Mr Dunne said the personal tax cuts took New Zealand one step closer to a 30/30/30 percent alignment of the top personal, company and trustee tax rates.
"That is something I have long advocated and I'm pleased it is now a medium term government priority. In regard to small and medium-sized businesses, the tax assistance initiatives will make it easier for them to manage their cash flows and meet their tax obligations during tough economic times," Mr Dunne said.
For earners the changes mean tax rate cuts and threshold changes, as well as a new Independent Earner Tax Credit,which will give an extra $10 a week to those earning between $24,000 and $44,000 a year who do not receive a benefit, Working for Families tax credits or New Zealand Superannuation.
"This provides tax relief to a group of hard-working low and middle-income earners who received very little from the previous government," Mr English said.
The Ministers said nearly every business would benefit in some way from the tax assistance initiatives, which allow companies to keep their money longer, reduce the interest they pay on underpaid tax and cut compliance costs.
From April 1 members of KiwiSaver will also get cash relief, with the minimum level of contributions dropping from 4 percent of their pay to 2 percent. The employer tax credit and $40-a-year member fee subsidy will also cease.
The attached table shows how much the tax cuts deliver from April 1. These savings are in addition to the 1 October 2008 tax cuts. A factsheet outlining the specific changes is also attached.
April 1 personal tax changes
- The threshold where the 33c in the dollar personal tax rate begins rises from annual income of $40,000 to $48,000.
- A new Independent Earner Tax Credit will return $10 a week to people earning between $24,000 and $44,000 who do not receive a benefit, Working for Families tax credits, or New Zealand
- Superannuation.The IETC will be abated at 13c for every dollar earned over $44,000.
- The rate of tax paid in the top personal income bracket, which starts at $70,000, reduces from 39c in the dollar to 38c.
April 1 SME initiatives include
- Removing the 5 percent “uplift” rate that businesses pay in advance on provisional tax instalments throughout the year.
- The GST payments threshold will increase to $2 million in annual revenue from $1.3 million.
- The GST registration threshold will increase to $60,000 in annual revenue from $40,000.
- The GST six-monthly return filing threshold will be raised from $250,000 to $500,000.
- Businesses with $10,000 or less of annual business-related legal expenditure can fully deduct the expense in the year it is incurred, regardless of whether or not it is a capital expense.
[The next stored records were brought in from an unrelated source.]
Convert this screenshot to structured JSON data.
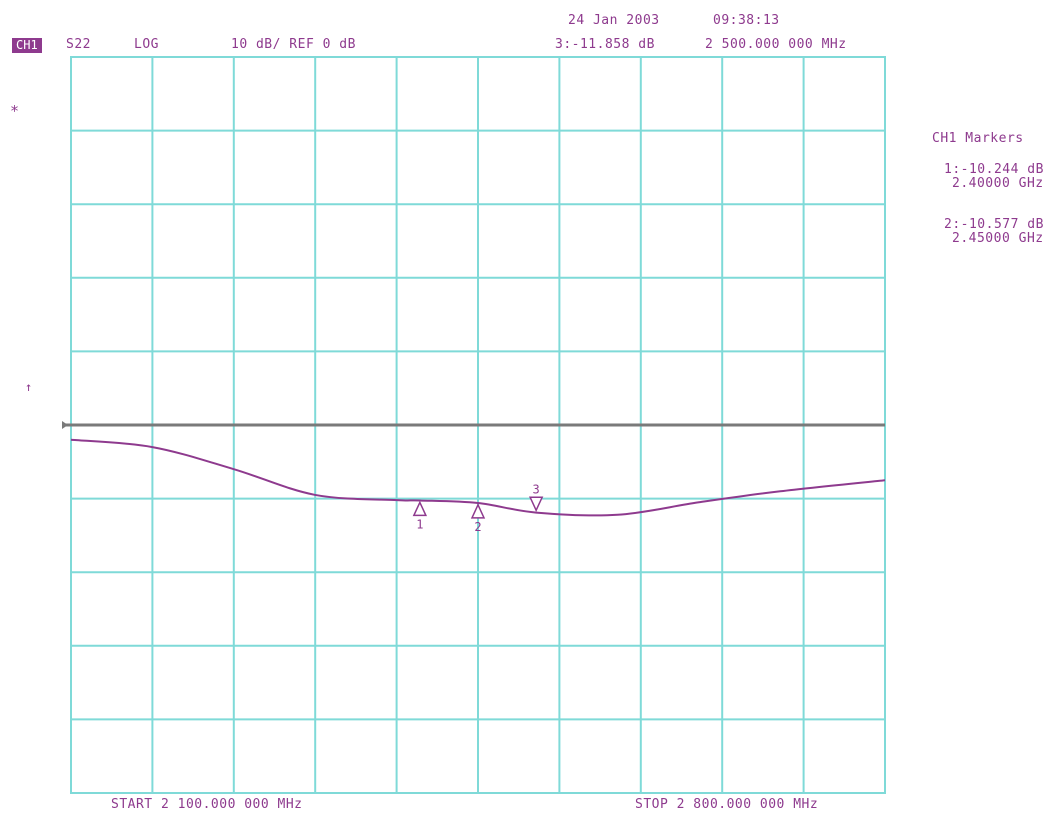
{
  "timestamp": {
    "date": "24 Jan 2003",
    "time": "09:38:13"
  },
  "header": {
    "channel": "CH1",
    "parameter": "S22",
    "format": "LOG",
    "scale": "10 dB/ REF 0 dB",
    "active_marker_readout": "3:-11.858 dB",
    "active_marker_freq": "2 500.000 000 MHz"
  },
  "markers_panel": {
    "title": "CH1 Markers",
    "m1_value": "1:-10.244 dB",
    "m1_freq": "2.40000 GHz",
    "m2_value": "2:-10.577 dB",
    "m2_freq": "2.45000 GHz"
  },
  "footer": {
    "start": "START 2 100.000 000 MHz",
    "stop": "STOP 2 800.000 000 MHz"
  },
  "side_marks": {
    "star": "*",
    "ref_arrow": "↑"
  },
  "colors": {
    "grid": "#7fdad8",
    "trace": "#8e3a8e",
    "reference_line": "#7a7a7a",
    "text": "#8e3a8e",
    "background": "#ffffff"
  },
  "chart_data": {
    "type": "line",
    "title": "",
    "xlabel": "",
    "ylabel": "",
    "x_unit": "MHz",
    "y_unit": "dB",
    "xlim": [
      2100,
      2800
    ],
    "ylim": [
      -50,
      50
    ],
    "divisions": {
      "x": 10,
      "y": 10
    },
    "grid": true,
    "reference_level": 0,
    "series": [
      {
        "x": [
          2100,
          2170,
          2240,
          2310,
          2380,
          2400,
          2450,
          2500,
          2570,
          2640,
          2710,
          2800
        ],
        "y": [
          -2,
          -3,
          -6,
          -9.5,
          -10.2,
          -10.25,
          -10.6,
          -11.9,
          -12.2,
          -10.5,
          -9,
          -7.5
        ]
      }
    ],
    "markers": [
      {
        "label": "1",
        "x": 2400,
        "y": -10.244,
        "direction": "up"
      },
      {
        "label": "2",
        "x": 2450,
        "y": -10.577,
        "direction": "up"
      },
      {
        "label": "3",
        "x": 2500,
        "y": -11.858,
        "direction": "down"
      }
    ]
  }
}
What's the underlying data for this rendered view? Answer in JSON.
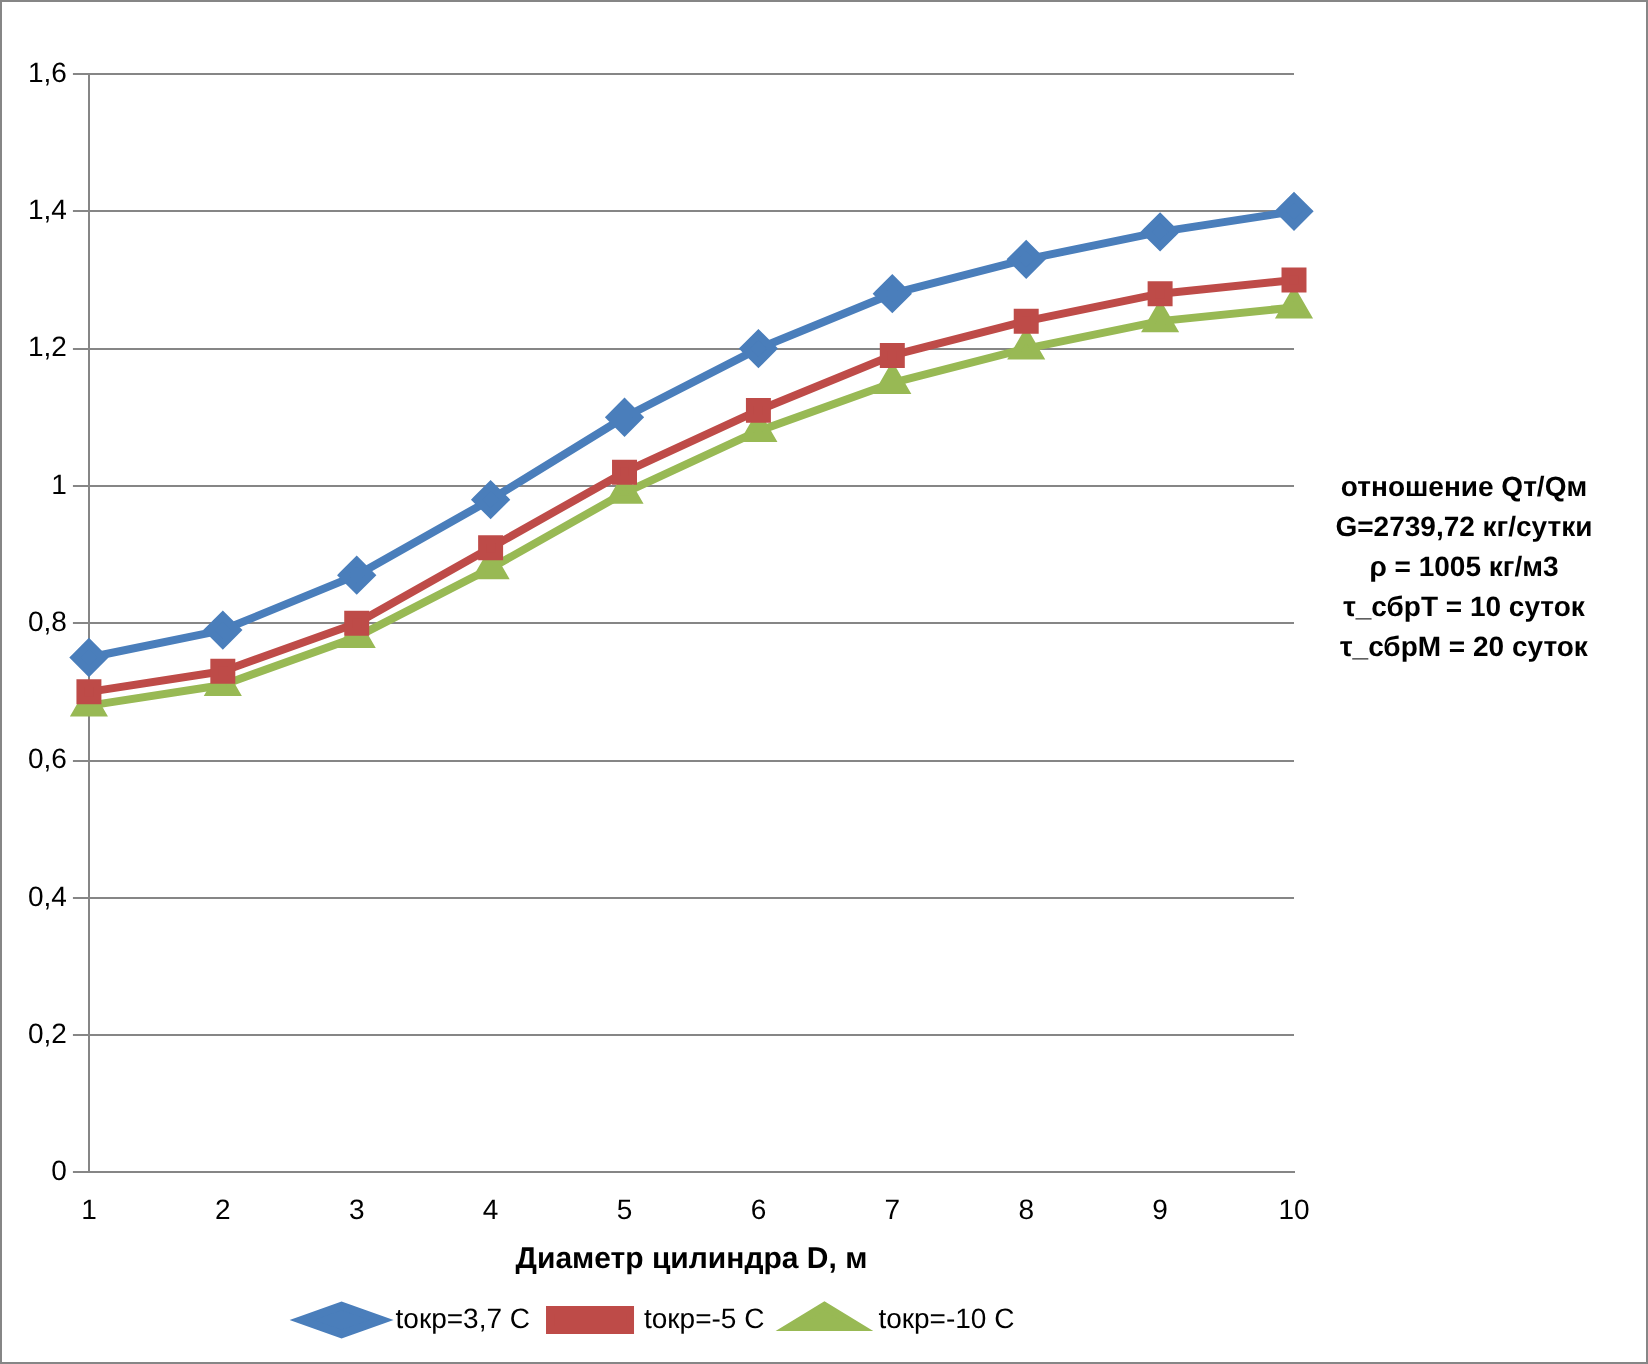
{
  "chart_data": {
    "type": "line",
    "xlabel": "Диаметр цилиндра D, м",
    "categories": [
      "1",
      "2",
      "3",
      "4",
      "5",
      "6",
      "7",
      "8",
      "9",
      "10"
    ],
    "series": [
      {
        "name": "tокр=3,7 С",
        "color": "#4a7ebb",
        "marker": "diamond",
        "values": [
          0.75,
          0.79,
          0.87,
          0.98,
          1.1,
          1.2,
          1.28,
          1.33,
          1.37,
          1.4
        ]
      },
      {
        "name": "tокр=-5 С",
        "color": "#be4b48",
        "marker": "square",
        "values": [
          0.7,
          0.73,
          0.8,
          0.91,
          1.02,
          1.11,
          1.19,
          1.24,
          1.28,
          1.3
        ]
      },
      {
        "name": "tокр=-10 С",
        "color": "#98b954",
        "marker": "triangle",
        "values": [
          0.68,
          0.71,
          0.78,
          0.88,
          0.99,
          1.08,
          1.15,
          1.2,
          1.24,
          1.26
        ]
      }
    ],
    "ylim": [
      0,
      1.6
    ],
    "yticks": [
      0,
      {
        "value": 0.2,
        "label": "0,2"
      },
      {
        "value": 0.4,
        "label": "0,4"
      },
      {
        "value": 0.6,
        "label": "0,6"
      },
      {
        "value": 0.8,
        "label": "0,8"
      },
      1,
      {
        "value": 1.2,
        "label": "1,2"
      },
      {
        "value": 1.4,
        "label": "1,4"
      },
      {
        "value": 1.6,
        "label": "1,6"
      }
    ],
    "grid": "y",
    "legend": "bottom",
    "line_style": "solid",
    "annotations": [
      "отношение Qт/Qм",
      "G=2739,72 кг/сутки",
      "ρ = 1005 кг/м3",
      "τ_сбрТ = 10 суток",
      "τ_сбрМ = 20 суток"
    ]
  }
}
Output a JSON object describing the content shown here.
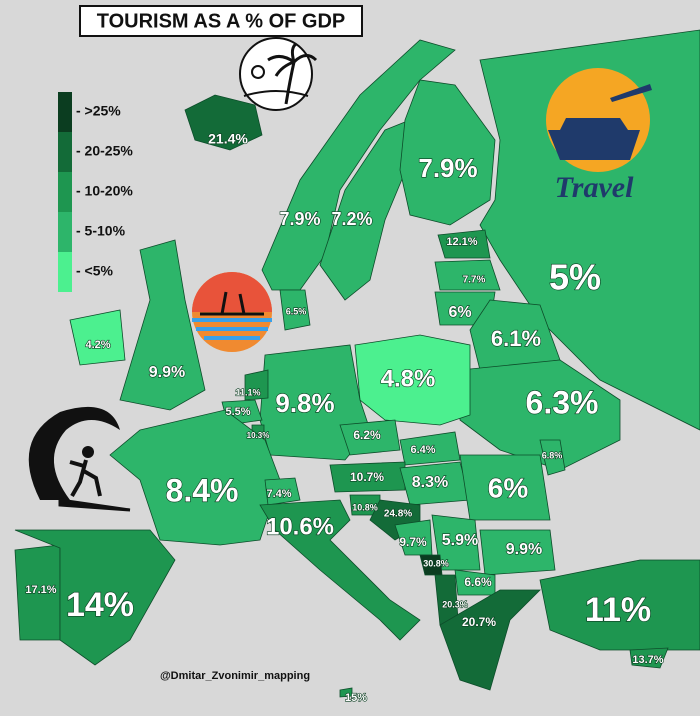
{
  "title": "TOURISM AS A % OF GDP",
  "legend": [
    {
      "label": "- >25%",
      "color": "#0b3d20"
    },
    {
      "label": "- 20-25%",
      "color": "#136b38"
    },
    {
      "label": "- 10-20%",
      "color": "#1e9650"
    },
    {
      "label": "- 5-10%",
      "color": "#2db56a"
    },
    {
      "label": "- <5%",
      "color": "#4cf08f"
    }
  ],
  "regions": [
    {
      "label": "21.4%",
      "color": "#136b38"
    },
    {
      "label": "7.9%",
      "color": "#2db56a"
    },
    {
      "label": "7.2%",
      "color": "#2db56a"
    },
    {
      "label": "7.9%",
      "color": "#2db56a"
    },
    {
      "label": "5%",
      "color": "#2db56a"
    },
    {
      "label": "12.1%",
      "color": "#1e9650"
    },
    {
      "label": "7.7%",
      "color": "#2db56a"
    },
    {
      "label": "6%",
      "color": "#2db56a"
    },
    {
      "label": "6.1%",
      "color": "#2db56a"
    },
    {
      "label": "6.3%",
      "color": "#2db56a"
    },
    {
      "label": "4.8%",
      "color": "#4cf08f"
    },
    {
      "label": "9.8%",
      "color": "#2db56a"
    },
    {
      "label": "6.5%",
      "color": "#2db56a"
    },
    {
      "label": "11.1%",
      "color": "#1e9650"
    },
    {
      "label": "5.5%",
      "color": "#2db56a"
    },
    {
      "label": "10.3%",
      "color": "#1e9650"
    },
    {
      "label": "8.4%",
      "color": "#2db56a"
    },
    {
      "label": "7.4%",
      "color": "#2db56a"
    },
    {
      "label": "9.9%",
      "color": "#2db56a"
    },
    {
      "label": "4.2%",
      "color": "#4cf08f"
    },
    {
      "label": "6.2%",
      "color": "#2db56a"
    },
    {
      "label": "6.4%",
      "color": "#2db56a"
    },
    {
      "label": "10.7%",
      "color": "#1e9650"
    },
    {
      "label": "8.3%",
      "color": "#2db56a"
    },
    {
      "label": "6%",
      "color": "#2db56a"
    },
    {
      "label": "6.8%",
      "color": "#2db56a"
    },
    {
      "label": "10.8%",
      "color": "#1e9650"
    },
    {
      "label": "24.8%",
      "color": "#136b38"
    },
    {
      "label": "9.7%",
      "color": "#2db56a"
    },
    {
      "label": "5.9%",
      "color": "#2db56a"
    },
    {
      "label": "30.8%",
      "color": "#0b3d20"
    },
    {
      "label": "9.9%",
      "color": "#2db56a"
    },
    {
      "label": "6.6%",
      "color": "#2db56a"
    },
    {
      "label": "20.3%",
      "color": "#136b38"
    },
    {
      "label": "20.7%",
      "color": "#136b38"
    },
    {
      "label": "10.6%",
      "color": "#1e9650"
    },
    {
      "label": "17.1%",
      "color": "#1e9650"
    },
    {
      "label": "14%",
      "color": "#1e9650"
    },
    {
      "label": "11%",
      "color": "#1e9650"
    },
    {
      "label": "13.7%",
      "color": "#1e9650"
    },
    {
      "label": "15%",
      "color": "#1e9650"
    }
  ],
  "logo_text": "Travel",
  "credit": "@Dmitar_Zvonimir_mapping"
}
- The PAYE once-a-month filing and payment threshold will be raised to $500,000 in employer PAYE deductions from $100,000. \
- The Fringe Benefit Tax annual filing threshold will be raised to $500,000 in employer PAYE deductions from $100,000.
- The value of minor fringe benefits (such as chocolates and flowers) that can be provided to employees without attracting FBT will increase to $300 a quarter per employee up from $200, and $22,500 a year per employer from $15,000.
- The provisional tax "use of money" safe harbour threshold will be raised from $35,000 to $50,000.
- Another part of the package - reducing the “use of money” interest rates on underpaid and overpaid tax from 14.24% to 9.73% and 6.66% to 4.23% respectively took effect on March 1.
- The minimum level of employee contributions will drop from 4 percent of pay to 2 percent.
- The member fee subsidy of $40 a year will cease.
- The minimum level of employer contributions will stay at 2 percent. The tax-free threshold will also stay at this level.
- The employer tax credit will cease.